EvolvingLMMs-Lab / LongVA

Long Context Transfer from Language to Vision
Apache License 2.0
182 stars 11 forks source link

Some questions about LongVA #8

Closed linhaojia13 closed 5 days ago

linhaojia13 commented 6 days ago

This work is fantastic and has been very inspiring to me. I have a few questions:

  1. Pre-training data: The paper seems to indicate that you converted Slimpajama to PDF to construct the data. Is that correct?
  2. Instruction data and codes: After pretraining, what instruction data are used for fine-tuning LongVA? Also, when do you plan to release the instruction tuning code?
jzhang38 commented 6 days ago

The paper seems to indicate that you converted Slimpajama to PDF to construct the data. Is that correct?

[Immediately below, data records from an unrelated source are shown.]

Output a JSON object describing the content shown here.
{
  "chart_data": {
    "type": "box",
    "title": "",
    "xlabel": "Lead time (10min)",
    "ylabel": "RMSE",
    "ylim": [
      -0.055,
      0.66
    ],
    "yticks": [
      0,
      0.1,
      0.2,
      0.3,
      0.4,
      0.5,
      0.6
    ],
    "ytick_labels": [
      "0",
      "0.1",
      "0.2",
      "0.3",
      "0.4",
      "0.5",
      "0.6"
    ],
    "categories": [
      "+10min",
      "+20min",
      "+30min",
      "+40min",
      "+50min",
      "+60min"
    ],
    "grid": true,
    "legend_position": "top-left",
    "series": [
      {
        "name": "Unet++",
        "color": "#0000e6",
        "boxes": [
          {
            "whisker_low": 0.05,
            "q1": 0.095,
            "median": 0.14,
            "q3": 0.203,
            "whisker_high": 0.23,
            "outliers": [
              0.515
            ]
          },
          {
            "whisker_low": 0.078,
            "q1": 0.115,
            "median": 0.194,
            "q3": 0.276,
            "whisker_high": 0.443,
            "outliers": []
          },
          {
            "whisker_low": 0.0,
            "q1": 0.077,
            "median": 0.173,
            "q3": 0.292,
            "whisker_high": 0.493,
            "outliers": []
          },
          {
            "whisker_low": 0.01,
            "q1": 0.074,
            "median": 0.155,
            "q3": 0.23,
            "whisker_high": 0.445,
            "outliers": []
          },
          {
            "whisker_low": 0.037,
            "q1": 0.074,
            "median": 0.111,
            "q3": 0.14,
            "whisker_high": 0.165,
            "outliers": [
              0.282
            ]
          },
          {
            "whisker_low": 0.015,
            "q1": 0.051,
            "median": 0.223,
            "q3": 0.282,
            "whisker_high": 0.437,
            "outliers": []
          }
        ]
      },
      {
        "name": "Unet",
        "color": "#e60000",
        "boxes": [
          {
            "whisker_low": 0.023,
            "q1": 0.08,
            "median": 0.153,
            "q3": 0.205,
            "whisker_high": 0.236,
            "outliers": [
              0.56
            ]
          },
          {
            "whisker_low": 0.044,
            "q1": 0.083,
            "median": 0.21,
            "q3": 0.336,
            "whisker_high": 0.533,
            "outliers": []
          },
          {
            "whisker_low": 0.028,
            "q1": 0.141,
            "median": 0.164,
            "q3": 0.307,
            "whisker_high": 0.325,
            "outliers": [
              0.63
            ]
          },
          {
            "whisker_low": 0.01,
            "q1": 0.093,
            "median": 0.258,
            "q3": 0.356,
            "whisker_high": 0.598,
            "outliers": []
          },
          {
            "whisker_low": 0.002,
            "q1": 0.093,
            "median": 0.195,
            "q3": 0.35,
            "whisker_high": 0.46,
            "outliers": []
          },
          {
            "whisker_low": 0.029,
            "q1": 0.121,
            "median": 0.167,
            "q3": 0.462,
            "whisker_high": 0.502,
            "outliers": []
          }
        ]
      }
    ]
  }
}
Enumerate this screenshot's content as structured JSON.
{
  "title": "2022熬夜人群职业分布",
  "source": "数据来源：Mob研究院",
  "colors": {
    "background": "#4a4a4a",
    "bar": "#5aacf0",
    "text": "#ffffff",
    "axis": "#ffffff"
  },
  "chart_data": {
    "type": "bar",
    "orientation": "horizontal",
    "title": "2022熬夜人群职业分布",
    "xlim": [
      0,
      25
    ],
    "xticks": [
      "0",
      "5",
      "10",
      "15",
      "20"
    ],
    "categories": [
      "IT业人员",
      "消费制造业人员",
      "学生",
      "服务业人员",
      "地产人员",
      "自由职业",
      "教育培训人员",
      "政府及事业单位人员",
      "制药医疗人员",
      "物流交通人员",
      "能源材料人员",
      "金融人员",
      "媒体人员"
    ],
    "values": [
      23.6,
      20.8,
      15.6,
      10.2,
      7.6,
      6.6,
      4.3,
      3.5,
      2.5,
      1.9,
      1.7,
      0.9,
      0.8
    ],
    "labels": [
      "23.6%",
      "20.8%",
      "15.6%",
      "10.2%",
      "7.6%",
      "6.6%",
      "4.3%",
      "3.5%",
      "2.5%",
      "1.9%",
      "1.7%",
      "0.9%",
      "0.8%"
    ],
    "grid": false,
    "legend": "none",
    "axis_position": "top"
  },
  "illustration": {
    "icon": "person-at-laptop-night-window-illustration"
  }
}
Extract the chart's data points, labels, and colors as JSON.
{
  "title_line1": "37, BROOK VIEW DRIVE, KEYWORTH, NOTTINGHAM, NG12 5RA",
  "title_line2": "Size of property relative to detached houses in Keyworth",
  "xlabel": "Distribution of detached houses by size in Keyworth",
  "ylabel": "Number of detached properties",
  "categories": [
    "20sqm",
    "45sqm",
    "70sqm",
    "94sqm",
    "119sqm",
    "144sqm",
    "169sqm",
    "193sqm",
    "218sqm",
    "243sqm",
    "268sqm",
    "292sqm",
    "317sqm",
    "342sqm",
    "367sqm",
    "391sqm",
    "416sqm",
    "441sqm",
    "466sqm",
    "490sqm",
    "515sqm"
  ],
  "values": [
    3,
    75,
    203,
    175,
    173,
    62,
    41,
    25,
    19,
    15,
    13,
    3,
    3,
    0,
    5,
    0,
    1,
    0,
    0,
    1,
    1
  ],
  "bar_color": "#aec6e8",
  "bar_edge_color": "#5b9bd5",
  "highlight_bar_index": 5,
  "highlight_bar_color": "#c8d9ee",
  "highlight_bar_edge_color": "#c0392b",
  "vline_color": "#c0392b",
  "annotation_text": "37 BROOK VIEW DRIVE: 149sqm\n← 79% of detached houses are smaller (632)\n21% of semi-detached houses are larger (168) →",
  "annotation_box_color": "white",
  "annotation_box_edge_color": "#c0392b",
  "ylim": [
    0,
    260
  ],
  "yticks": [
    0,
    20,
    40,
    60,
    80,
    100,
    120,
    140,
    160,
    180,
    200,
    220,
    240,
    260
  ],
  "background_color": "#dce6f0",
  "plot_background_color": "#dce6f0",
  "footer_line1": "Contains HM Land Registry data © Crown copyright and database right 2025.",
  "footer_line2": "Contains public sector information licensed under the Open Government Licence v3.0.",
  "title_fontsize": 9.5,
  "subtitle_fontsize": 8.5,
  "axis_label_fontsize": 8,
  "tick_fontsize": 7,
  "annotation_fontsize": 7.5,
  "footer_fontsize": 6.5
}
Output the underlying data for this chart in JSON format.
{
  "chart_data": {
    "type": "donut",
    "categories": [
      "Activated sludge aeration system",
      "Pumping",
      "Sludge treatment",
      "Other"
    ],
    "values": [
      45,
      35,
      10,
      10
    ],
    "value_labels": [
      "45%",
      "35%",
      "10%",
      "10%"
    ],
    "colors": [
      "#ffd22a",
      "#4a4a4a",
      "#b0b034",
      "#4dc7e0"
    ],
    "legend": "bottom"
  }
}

No. In the long-context training stage, we train on text from Slimpajama only. But converting Slimpajam to PDF is an interesting idea. We've also thought about it but have not tried it yet.

After pretraining, what instruction data are used for fine-tuning LongVA

Same as Llava-1.6

When do you plan to release the instruction tuning code

See https://github.com/EvolvingLMMs-Lab/LongVA/issues/3

linhaojia13 commented 5 days ago

Thank you very much!